Alte Gräben aus der Eurokrise reißen wieder auf
Die Ökonomen des Instituts der deutschen Wirtschaft unterstützen das. „Die Idee der Bundesregierung mit der Ausgabenbegrenzung ist sinnvoll“, sagt Samina Sultan, eine Autorin der Studie. „Wenn hoch verschuldete Länder das Wachstum ihrer Ausgaben auf die vorgeschlagene Weise begrenzen müssen, dürfte das in der Regel einen stetigen Abbau der Schulden gewährleisten.“ EU-Kommissar Gentiloni und viele andere Politiker aus Südeuropa kritisieren den Vorschlag aus Berlin als zu streng. Sultan findet das nicht. „Ich denke“, sagt sie, „der Plan ist angemessen.“
All das ist ein heikles Thema in Europa. Die Debatte reißt alte Gräben aus der Zeit der Eurokrise auf: zwischen reichen und armen Staaten, zwischen Nord und Süd. Es gibt die Sorge, zu viel Austerität, also zu hartes Sparen, könnte negative Folgen für das Wirtschaftswachstum haben.
„Eine Begrenzung der Staatsausgaben“, sagt Jürgen Matthes, Co-Autor der Studie, „dürfte weniger umstritten sein als eine Vorschrift zum Abbau der Schuldenquote.“ Das Wort „Schulden“ sei seit der Eurokrise politisch aufgeladen, Regeln dazu würden emotional diskutiert.
Sultan und Matthes haben berechnet, wie sich die Haushaltsdefizite von Italien, Frankreich, Spanien und Deutschland in den kommenden fünf Jahren entwickeln könnten.
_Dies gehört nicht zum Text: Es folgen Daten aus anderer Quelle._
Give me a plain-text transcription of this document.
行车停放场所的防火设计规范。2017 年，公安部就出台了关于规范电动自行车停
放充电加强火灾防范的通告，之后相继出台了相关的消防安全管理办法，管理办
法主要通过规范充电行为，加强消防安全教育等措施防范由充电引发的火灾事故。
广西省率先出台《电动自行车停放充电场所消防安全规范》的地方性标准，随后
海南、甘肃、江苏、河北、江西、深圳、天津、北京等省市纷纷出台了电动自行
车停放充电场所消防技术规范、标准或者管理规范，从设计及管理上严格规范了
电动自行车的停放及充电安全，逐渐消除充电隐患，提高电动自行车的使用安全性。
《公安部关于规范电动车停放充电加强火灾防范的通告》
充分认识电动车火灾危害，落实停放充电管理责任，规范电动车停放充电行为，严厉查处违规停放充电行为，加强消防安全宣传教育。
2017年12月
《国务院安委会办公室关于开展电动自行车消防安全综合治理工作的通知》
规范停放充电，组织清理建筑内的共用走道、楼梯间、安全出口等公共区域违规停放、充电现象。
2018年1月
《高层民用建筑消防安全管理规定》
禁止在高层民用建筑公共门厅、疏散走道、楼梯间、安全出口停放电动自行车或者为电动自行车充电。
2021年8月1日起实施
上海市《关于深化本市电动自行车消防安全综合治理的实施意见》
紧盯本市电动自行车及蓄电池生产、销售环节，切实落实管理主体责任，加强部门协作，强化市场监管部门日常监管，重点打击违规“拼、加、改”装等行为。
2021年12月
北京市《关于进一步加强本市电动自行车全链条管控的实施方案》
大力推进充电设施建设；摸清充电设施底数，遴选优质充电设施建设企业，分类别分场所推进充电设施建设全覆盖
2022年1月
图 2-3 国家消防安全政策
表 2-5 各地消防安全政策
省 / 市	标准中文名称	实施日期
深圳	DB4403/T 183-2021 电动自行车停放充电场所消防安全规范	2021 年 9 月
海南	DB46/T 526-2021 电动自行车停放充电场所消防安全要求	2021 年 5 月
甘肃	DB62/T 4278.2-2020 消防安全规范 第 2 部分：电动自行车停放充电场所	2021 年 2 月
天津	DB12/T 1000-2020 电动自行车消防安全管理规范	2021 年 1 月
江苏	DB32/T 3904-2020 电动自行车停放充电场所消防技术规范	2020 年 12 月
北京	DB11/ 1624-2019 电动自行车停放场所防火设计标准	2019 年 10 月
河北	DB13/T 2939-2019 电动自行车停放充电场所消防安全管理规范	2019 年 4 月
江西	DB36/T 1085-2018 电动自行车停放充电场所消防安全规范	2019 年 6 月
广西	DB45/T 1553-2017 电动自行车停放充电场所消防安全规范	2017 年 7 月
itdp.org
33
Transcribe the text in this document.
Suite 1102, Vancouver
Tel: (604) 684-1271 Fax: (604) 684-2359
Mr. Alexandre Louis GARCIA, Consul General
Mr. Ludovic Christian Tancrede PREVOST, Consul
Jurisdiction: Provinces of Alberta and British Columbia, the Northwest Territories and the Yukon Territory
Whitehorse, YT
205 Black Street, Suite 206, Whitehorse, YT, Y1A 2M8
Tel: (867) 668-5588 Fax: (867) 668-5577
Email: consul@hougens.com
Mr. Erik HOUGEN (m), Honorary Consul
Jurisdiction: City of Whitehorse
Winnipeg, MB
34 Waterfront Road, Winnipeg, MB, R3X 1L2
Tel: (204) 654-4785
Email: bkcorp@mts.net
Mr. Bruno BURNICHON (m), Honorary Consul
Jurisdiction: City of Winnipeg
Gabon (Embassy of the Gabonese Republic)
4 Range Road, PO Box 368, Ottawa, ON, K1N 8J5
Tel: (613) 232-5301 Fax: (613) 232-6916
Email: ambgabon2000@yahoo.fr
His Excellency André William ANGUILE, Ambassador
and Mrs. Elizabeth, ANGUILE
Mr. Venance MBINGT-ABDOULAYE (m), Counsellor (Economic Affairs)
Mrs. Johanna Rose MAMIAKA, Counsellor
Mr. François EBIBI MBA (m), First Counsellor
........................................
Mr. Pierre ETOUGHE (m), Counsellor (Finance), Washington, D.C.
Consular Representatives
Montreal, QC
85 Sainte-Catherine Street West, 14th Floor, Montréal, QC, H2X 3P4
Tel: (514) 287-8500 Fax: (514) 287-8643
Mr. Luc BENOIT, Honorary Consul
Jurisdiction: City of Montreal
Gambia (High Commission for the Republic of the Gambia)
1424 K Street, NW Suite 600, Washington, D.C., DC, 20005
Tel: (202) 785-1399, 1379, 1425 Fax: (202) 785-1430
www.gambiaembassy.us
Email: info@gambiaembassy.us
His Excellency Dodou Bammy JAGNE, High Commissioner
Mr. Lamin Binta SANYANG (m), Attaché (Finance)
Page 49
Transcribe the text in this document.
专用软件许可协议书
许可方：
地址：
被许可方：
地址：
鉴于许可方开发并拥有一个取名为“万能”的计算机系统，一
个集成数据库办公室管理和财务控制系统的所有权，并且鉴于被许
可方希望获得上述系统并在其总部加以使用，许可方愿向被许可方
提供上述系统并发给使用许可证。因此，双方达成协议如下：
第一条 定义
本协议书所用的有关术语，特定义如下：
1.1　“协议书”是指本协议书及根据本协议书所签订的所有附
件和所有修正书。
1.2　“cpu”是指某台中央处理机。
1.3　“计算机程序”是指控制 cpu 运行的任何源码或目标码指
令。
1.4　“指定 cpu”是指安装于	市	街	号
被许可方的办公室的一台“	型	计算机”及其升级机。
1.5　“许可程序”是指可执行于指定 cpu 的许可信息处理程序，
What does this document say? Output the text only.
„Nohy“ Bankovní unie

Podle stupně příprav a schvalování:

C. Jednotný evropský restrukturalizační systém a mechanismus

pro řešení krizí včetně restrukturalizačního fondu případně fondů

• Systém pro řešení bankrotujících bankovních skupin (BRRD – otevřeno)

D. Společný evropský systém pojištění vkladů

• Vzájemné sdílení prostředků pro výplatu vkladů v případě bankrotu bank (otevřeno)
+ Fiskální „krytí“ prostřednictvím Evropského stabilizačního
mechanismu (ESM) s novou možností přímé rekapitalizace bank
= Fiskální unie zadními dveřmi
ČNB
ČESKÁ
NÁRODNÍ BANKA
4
Folgt die EU dem deutschen Vorschlag, würde das Minus in den vier Ländern spürbar sinken: in Italien von fünf auf 2,4 Prozent des Bruttoinlandsprodukts, in Frankreich von fünf und Spanien von 4,6 auf 2,3 Prozent, in Deutschland von 2,3 Prozent auf null.
null Infografik WELT© Bereitgestellt von WELT
Spanien und Italien, heißt es in der Studie, bewegten sich bereits in diese Richtung, daher erscheine die Vorgabe nicht zu ambitioniert. Lediglich Frankreich müsse sich mehr anstrengen als bisher.
In einem zweiten und dritten Szenario gehen die Ökonomen davon aus, dass das Wachstum der Ausgaben weniger stark begrenzt wird, als Deutschland es fordert. Die Folge: In Italien, Frankreich und Spanien läge das Defizit selbst nach fünf Jahren noch höher als drei Prozent. Dieses Konsolidierungstempo, so die Studie, sei zu gering.